The most common mistakes on the shooting ground (and how to correct them)
Tony Bracci looks at what you're likely to be doing wrong - and gives advice on how to get it right
So not long now until you can get out on the clayshooting ground (29th March) and smash some clays. Most of us want will want to improve our shooting by addressing the common shooting mistakes we know we make.
Follow these tips from Bisley instructor Tony Bracci and you’ll improve your technique on the clay ground and be better prepared for the next gameshooting season too.
Common shooting mistakes
Footwork in shooting is crucial to the movement of our body, as it is in any sport. It enables us to have a free moving swing and move the gun on the right line. Your feet should be set so that your body is in a neutral and relaxed position where you’re going to take your shot. One of the common shooting mistakes we see is shooters setting their feet up where the target comes out and having to force their body to the position they wish to shoot in. This causes strain to the body that slows the swing and can also pull you off line.
This is most evident on a long crosser. Imagine setting your feet pointing to the far right on a right-to-left crosser. By the time you’ve got to the kill point you would find your body getting tighter, which is not going to help with your follow through. The right way would be to start with your feet at the kill point and rotate your body back to the pick-up point. Then your body will move freely and smoothly to the kill point and follow through without any strain.

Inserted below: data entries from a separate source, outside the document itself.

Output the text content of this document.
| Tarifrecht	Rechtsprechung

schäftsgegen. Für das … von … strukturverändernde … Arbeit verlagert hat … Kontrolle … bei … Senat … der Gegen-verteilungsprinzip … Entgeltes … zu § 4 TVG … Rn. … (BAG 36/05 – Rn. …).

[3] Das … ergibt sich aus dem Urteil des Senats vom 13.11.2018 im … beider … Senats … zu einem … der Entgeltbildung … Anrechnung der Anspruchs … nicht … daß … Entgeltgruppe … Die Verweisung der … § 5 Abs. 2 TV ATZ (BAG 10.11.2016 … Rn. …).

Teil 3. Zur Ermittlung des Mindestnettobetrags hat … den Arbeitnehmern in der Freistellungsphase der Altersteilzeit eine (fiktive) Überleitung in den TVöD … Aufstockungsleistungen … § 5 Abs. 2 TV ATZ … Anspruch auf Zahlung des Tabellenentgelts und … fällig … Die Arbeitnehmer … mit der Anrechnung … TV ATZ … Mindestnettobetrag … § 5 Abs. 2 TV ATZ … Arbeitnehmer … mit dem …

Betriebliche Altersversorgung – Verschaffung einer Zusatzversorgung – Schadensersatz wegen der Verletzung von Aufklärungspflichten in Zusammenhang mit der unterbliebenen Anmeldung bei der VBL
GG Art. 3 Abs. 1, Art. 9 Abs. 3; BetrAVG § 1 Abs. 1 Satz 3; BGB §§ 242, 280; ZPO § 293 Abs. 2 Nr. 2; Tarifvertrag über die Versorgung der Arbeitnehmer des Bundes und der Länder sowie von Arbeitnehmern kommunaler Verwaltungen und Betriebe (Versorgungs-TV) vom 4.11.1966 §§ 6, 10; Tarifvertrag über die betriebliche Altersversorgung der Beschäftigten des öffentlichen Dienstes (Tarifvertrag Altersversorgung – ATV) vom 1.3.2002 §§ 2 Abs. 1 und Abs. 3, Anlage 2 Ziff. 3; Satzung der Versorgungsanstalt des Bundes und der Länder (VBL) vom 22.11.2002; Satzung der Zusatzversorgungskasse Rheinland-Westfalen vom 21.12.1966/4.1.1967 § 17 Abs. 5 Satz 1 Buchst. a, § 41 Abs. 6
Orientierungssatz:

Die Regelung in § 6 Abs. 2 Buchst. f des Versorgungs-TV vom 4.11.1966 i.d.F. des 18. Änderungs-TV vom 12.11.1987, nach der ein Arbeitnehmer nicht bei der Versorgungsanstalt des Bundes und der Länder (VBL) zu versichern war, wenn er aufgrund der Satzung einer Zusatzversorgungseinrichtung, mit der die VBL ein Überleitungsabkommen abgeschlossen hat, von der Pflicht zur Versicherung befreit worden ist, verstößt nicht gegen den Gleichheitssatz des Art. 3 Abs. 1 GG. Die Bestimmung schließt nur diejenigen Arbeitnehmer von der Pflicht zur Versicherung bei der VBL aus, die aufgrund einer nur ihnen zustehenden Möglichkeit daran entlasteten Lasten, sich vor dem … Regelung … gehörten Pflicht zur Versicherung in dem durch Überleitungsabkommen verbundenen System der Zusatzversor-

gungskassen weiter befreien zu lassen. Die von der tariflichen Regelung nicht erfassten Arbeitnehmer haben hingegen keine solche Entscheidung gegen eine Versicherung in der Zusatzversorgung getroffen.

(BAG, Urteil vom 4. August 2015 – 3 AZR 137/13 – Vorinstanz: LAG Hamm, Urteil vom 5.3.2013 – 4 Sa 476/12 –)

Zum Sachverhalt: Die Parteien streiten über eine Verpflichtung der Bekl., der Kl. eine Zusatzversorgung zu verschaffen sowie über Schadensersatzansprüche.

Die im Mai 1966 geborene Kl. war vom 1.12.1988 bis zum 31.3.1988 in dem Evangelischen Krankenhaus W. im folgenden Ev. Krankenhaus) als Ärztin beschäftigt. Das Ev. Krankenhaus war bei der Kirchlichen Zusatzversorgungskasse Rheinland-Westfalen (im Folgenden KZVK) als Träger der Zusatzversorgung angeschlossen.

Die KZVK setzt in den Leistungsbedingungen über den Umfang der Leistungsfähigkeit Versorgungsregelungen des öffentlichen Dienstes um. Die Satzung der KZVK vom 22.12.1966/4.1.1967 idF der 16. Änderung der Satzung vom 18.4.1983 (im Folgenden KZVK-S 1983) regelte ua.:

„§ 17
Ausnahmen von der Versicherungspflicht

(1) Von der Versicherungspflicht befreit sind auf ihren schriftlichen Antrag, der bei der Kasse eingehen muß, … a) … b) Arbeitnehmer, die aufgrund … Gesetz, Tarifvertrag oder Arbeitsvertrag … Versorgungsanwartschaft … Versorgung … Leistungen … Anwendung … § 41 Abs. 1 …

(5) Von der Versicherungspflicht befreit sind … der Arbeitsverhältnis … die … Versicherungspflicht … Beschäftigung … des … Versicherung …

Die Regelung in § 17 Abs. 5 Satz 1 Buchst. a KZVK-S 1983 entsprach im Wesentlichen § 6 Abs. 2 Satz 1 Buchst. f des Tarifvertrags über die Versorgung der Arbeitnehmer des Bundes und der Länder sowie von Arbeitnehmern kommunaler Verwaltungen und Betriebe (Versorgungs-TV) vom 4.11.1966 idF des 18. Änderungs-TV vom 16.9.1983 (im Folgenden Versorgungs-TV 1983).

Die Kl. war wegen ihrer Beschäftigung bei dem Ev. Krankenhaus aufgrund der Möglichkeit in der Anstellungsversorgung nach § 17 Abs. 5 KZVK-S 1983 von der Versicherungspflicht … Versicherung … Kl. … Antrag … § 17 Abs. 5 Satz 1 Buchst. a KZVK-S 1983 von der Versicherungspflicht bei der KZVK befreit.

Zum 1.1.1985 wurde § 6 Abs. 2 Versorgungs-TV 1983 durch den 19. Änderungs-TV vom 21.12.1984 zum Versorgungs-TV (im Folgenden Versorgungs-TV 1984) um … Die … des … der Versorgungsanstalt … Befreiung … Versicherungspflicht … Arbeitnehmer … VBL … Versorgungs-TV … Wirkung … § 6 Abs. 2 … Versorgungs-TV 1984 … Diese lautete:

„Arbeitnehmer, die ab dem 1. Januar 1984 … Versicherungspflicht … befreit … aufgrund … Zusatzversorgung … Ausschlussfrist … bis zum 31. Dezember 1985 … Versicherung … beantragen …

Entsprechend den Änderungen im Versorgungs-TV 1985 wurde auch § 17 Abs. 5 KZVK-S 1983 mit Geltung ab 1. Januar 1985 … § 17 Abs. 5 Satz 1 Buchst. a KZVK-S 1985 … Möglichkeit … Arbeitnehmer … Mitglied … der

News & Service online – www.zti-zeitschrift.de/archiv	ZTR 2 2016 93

Hold points and pick up points
Whether shooting gun up or gun down, hold the muzzles on the line the bird is travelling on. We often see very neutral hold points, which then involve a lot of effort to move the gun onto the line the bird is traveling on. This causes an erratic swing and the shot to be taken much later than is ideal. The pick-up point and the hold point don’t have to be the same. You should know where the target comes into view but it may be better to hold the gun further out on the line. Try to visualise the line the target is travelling on, plan where you are going to shoot and move your hold point to give you enough time and space to shoot at the sweet spot. Then look to the pick-up point and let the target come to you and mount as it comes to your hold point.
Swing and method
Sounds straight forward, but we see a lot of shooters with faults in these areas. Swing should be smooth and consistent throughout the shot. It is not good for a Gun’s consistency to speed up or slow down, or go slow for one shot and fast for the next.
If the swing is too fast it is much harder to control the line; too slow and it allows you too much time to look at the gun and measure. You have to find what suits you, whether it’s swing through, pull away or maintained lead. They all work. It is fine to use different methods over a round of sporting targets but we often see shooters using different methods on the same target and this is most definitely bad for your consistency and your scores.
Mount and Fit
These go together. It is hard to mount an ill-fitting gun well but your mount has to be consistent to have a gun fit. You should be able to mount the gun with your eyes closed in front of a mirror and when you open them your eye should be sitting straight down the rib every time. The mount should be to your cheek without any movement from the head. Your head and body should already be in the ready position. When you mount the gun to your cheek, if your ready position is correct it will also go consistently into your shoulder pocket. We see a lot of guns that are too low in the comb, but rarely see guns that are too high. A shotgun with a comb that is too low will force the shooter to lift their head to see over the back of the action. This causes inconsistencies, the head not quite being in the same place each time.
This subject stirs up a lot of opinions with instructors and shooters alike. A good coach should have an open mind to deal with each client individually to find a solution. Shooting with two eyes open will give the best long-term results. This way we can judge speed, distance and angles better, reduce perception of forward allowance and greater peripheral vision. The only downside is the focus on the barrel position is vague, but we shouldn’t be looking at the barrels anyway. If you think you have a cross-dominance issue a small patch on your shooting glasses can work very well. Changing shoulders helps clients but not others, but we do see shooters changing shoulders and still closing an eye. The only reason to change shoulders is to have the ability to keep both eyes open. The main hurdle in this area is that some shooters like to look at the barrels; this detracts the focus that should be 100% on the target. The shotgun is not a precision weapon, it’s not something we aim but rather we swing on the same line as a moving target and try to shoot instinctively.
See-sawing with the muzzles is one of the most common shooting mistakes made when mounting the gun. As shooters bring the gun up into the shoulder, they drop the muzzles down under the flight line of the target, and then rush to bring it back up and chase the target.
While mounting, the muzzles should not drop at all but remain just slightly under the flight line of the clay/bird but moving onto the bird at the same time. No matter which technique you are using those muzzles must stay on line at all times.
If you learn to mount into the cheek before the gun enters the shoulder as it should be done, this will help to eliminate the problem. Also stop lifting the gun with the back-hand only while balancing it on the front hand. Use both hands to lift the gun parallel.